Les incidents en marge d’une rencontre européenne de football, le 7 novembre, ont donné lieu à des émotions considérables et des instrumentalisations politiques et médiatiques. Retour sur ces événements, alors qu’un match France-Israël a lieu jeudi à Saint-Denis.

Les vidéos sont tombées sur les réseaux sociaux par dizaines, ont tourné et tournent encore en boucle. Certaines ont donné lieu à des interprétations radicalement différentes, voire opposées, d’autres ont été mal décryptées, volontairement ou non ; toutes ont soulevé émotion, indignation, colère.

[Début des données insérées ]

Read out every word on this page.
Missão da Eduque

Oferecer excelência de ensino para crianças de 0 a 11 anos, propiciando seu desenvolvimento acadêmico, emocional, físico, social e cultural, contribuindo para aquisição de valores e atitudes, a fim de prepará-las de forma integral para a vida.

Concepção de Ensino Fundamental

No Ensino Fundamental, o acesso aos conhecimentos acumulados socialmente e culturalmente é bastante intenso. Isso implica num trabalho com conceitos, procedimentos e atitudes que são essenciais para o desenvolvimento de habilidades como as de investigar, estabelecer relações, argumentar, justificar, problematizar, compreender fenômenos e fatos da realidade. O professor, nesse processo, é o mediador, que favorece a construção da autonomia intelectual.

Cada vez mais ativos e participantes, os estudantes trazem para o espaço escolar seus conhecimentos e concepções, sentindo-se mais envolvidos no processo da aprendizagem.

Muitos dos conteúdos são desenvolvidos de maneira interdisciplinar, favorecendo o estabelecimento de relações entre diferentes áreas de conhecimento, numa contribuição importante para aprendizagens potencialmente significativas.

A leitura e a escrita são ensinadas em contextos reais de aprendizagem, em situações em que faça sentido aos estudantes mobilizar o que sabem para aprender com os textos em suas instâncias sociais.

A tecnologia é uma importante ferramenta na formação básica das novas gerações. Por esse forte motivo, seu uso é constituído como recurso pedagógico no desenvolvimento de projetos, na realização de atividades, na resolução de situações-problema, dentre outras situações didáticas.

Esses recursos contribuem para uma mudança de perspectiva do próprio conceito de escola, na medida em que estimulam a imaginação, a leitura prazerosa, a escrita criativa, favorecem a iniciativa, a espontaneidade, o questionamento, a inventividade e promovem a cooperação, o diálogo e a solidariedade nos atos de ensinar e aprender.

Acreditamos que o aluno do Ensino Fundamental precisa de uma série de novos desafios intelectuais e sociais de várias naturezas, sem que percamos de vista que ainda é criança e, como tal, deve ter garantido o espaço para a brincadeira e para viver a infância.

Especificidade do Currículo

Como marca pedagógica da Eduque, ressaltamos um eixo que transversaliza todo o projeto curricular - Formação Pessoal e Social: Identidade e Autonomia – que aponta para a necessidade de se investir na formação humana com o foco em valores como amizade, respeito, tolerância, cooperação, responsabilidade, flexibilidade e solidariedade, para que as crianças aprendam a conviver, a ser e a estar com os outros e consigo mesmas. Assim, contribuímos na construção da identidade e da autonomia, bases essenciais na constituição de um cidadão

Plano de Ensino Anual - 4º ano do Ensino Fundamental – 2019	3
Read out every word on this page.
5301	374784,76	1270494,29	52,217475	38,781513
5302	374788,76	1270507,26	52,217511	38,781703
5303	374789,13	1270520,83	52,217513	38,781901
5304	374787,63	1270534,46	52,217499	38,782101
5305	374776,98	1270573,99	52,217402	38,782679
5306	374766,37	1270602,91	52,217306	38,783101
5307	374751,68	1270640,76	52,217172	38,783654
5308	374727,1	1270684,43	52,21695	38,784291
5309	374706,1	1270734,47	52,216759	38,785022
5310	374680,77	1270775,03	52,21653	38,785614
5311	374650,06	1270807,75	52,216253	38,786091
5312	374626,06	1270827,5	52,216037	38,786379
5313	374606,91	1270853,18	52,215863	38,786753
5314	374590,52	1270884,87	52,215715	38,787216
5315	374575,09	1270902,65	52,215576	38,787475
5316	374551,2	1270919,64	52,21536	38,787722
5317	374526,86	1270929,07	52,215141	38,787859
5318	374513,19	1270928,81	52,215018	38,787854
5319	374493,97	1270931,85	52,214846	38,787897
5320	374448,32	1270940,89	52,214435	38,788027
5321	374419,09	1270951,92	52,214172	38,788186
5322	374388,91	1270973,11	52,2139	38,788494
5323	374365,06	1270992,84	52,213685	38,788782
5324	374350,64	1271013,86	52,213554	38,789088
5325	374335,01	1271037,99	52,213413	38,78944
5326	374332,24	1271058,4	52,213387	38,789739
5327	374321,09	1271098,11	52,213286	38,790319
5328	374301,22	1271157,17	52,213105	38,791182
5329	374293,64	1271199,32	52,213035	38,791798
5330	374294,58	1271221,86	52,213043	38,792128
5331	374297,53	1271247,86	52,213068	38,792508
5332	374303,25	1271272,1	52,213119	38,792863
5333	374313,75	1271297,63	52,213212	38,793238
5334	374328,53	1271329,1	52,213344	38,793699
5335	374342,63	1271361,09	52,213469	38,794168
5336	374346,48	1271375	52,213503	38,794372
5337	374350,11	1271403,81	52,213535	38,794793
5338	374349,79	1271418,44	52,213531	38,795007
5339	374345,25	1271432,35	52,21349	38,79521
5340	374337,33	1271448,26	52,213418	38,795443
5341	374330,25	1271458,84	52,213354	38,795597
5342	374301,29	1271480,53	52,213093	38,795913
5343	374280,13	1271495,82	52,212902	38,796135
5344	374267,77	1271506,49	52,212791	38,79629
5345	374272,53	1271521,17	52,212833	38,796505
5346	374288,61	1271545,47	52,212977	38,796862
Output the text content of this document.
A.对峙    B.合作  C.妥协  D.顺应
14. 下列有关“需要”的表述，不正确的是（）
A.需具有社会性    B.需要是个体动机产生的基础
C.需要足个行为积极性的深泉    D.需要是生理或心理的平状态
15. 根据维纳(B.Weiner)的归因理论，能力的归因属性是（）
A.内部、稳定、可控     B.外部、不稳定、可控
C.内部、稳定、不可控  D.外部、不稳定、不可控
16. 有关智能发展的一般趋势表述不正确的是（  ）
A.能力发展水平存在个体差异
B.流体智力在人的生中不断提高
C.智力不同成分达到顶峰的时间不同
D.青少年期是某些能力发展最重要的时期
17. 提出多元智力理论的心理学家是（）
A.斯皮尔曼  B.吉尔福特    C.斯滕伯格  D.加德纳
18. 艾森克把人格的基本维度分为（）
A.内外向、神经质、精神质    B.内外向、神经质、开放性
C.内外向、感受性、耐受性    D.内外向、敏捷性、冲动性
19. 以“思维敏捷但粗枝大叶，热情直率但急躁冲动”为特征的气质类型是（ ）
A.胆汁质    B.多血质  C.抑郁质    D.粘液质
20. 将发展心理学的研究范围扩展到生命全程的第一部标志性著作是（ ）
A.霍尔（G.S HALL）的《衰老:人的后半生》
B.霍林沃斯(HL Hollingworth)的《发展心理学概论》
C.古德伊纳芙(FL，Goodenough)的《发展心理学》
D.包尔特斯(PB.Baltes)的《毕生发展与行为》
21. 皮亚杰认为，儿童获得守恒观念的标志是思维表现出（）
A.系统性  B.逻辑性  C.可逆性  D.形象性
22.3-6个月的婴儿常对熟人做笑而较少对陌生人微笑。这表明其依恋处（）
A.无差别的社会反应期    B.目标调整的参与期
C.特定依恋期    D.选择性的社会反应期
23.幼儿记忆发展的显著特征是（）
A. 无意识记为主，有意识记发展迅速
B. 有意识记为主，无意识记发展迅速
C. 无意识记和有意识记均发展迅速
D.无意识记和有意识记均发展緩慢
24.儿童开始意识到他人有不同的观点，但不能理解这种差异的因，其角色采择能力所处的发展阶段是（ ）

Les événements d’Amsterdam (Pays-Bas) en marge du match de Ligue Europa Ajax Amsterdam-Maccabi Tel-Aviv de jeudi 7 novembre ont suscité une foule de réactions. Immédiatement après la rencontre et les violences qui l’ont suivie, le gouvernement israélien, les dirigeants et la plupart des médias occidentaux ont parlé d’antisémitisme et ont condamné avec virulence.


D’autres voix, plus éparses, ont dénoncé des manipulations et nié que ces violences soient une démonstration de haine des juifs, assurant qu’il s’agissait de heurts entre hooligans, israéliens d’un côté, néerlandais de l’autre.


Avant le match France-Israël prévu jeudi 14 novembre au Stade de France, Mediapart décrypte cet épisode dans un contexte où le traitement médiatique est également en cause, et particulièrement scruté, comme en témoigne un reportage diffusé, puis retiré pour modifications, de la chaîne britannique Sky News.

Un climat de tension raconté par les habitants


La semaine passée, des milliers de supporters du club de football israélien Maccabi Tel-Aviv sont arrivés dans leur majorité l’avant-veille et la veille du match, qui a eu lieu dans la soirée du 7 novembre (2 600 « visiteurs israéliens juifs » précisément, ont indiqué les autorités néerlandaises).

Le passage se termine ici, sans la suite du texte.